Według szefa SLD, "osoby, które piszą przemówienia pani premier, mogłoby ważyć lepiej słowa".
- Jeżeli jest tak, że wiele osób może różnie interpretować słowa premier, to znaczy, że albo chciano w ten sposób powiedzieć, albo popełniono wielką niezręczność - ocenił lider SLD.
- Jedna i druga rzecz jest dla pani premier negatywna - dodał.
"Tu się mieszają wszystkie zdarzenia"
Czarzasty przyznał również, że "opozycja stara się - jak zwykle - ośmieszyć rządzących". - Ale rządzący nie powinni dawać ku temu szansy - dodał lider SLD.
- To były słowa wypowiedziane w niemieckim, faszystowskim obozie. Zawsze walczymy o to, żeby na zachodzie nie interpretowano tych słów, że jest to obóz polski.

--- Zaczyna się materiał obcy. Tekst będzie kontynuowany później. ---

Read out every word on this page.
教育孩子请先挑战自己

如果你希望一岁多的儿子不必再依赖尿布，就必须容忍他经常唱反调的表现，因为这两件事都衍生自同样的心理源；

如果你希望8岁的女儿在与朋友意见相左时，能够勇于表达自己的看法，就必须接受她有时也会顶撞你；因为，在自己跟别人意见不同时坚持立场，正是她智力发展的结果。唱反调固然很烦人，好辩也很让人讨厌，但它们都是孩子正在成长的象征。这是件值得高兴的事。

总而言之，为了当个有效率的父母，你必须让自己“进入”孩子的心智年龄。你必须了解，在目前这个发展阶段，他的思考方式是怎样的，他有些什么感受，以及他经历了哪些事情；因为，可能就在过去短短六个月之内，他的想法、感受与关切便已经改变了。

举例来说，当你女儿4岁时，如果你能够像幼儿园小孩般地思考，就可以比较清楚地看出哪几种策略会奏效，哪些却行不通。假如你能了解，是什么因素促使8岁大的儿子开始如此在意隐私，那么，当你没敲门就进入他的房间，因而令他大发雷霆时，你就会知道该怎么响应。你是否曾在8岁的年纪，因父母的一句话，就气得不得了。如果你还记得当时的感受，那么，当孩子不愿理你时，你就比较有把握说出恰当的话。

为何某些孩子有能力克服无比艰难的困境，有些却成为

Jeżeli ktoś w niemieckim, faszystowskim obozie mówi "Auschwitz to w dzisiejszych, niespokojnych czasach wielka lekcja tego, że trzeba uczynić wszystko, aby uchronić bezpieczeństwo i życie swoich obywateli", to tu się mieszają wszystkie te zdarzenia - ocenił Czarzasty.
- Kto dbał o bezpieczeństwo swoich obywateli w Auschwitz? Niemcy mieli doktrynę hitlerowską, faszystowską, która mówiła, że ich obywatele będą bezpieczni m.in. wtedy, gdy Żydzi zostaną zamordowani - dodał przewodniczący SLD.